Yürüdüm patikalarında hayatın
Sapaklarım saldı sokağın çıkmazına
Uyanamadım!
Kalleş bilgiçler lehim sürdü aklıma
Yavan tatlar hoş geldikçe boğazıma
Obez bir yaşamın girdabında tutsak-lan-dım.

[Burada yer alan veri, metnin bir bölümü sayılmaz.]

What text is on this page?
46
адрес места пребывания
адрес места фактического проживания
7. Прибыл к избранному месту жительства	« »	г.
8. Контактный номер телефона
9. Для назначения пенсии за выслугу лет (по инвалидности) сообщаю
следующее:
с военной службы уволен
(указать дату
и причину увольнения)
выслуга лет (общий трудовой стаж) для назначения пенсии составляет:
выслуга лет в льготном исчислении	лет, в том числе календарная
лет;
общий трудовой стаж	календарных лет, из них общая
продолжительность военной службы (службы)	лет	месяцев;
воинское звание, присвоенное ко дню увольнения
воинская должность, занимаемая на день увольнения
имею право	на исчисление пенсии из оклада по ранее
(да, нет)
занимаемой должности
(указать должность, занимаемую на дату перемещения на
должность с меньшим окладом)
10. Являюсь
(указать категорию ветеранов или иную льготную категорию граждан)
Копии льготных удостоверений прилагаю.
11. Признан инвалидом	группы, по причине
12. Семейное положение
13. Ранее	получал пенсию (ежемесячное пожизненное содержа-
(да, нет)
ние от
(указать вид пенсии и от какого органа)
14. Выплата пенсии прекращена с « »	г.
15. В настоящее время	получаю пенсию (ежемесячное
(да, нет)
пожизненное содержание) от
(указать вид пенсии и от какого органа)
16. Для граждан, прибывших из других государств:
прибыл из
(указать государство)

Sahih bir hadisenin ortasındaydım.
Kıyılar çok kenarda, başlangıç ve son çok uzaktaydı
İrkildiğim mektubatların, rubailerin
Şiirlerin şerhlerinde fakirliğim ayandı
En sersem sözcükler sarılan ufukla beraber
Sabaha doğru yol almaktaydı.
Nitekim hiçlik bu kadar belirgin bir tokat olmamıştı
Çaresizlik ilkeme bu kadar tutun-a-mamıştı…
.....
....

Korkuyorum içime yerleşen narsisist benlikten
Korkuyorum pesimist illeti kabuk bağlamış yürekten
Korkuyorum yolumu kaybetmekten
Korkuyorum ateşindeki alevden
...
....

Gel dedi!
Sadece benim duyabileceğim bir tonda
Ve cazibe katıp ikna için o yolda
Dinle dedi!
Neyin ağlayışında ki hikmeti
Vuslatın aşkında ki samimiyeti
Oku dedi!
Nasıl okumam gerektiğini
Anlamanın önemini
Akıl etmenin mahiyetini!

Açmakta geç kaldığım kapının tokmaklarıydı bunlar
Duymadıkça tekrarlanan
En sonunda kapı yerine kafamda patlayan…
Ne neden niçin gibi sorularıma beyandı
Musa’nın balığında bulduğu
Tur dağının döküldüğü
Firavuna yenildiği hikmetteki andı
Her şeyi bildiğini sanan Hızır’a
Ser sefil görünen evliyanın verdiği cevaptı.
Faran dağlarında yeşerendi
Arayıştan aydınlığa çıkan yolun
Ve hiç solmayacak sevgilinin adıydı...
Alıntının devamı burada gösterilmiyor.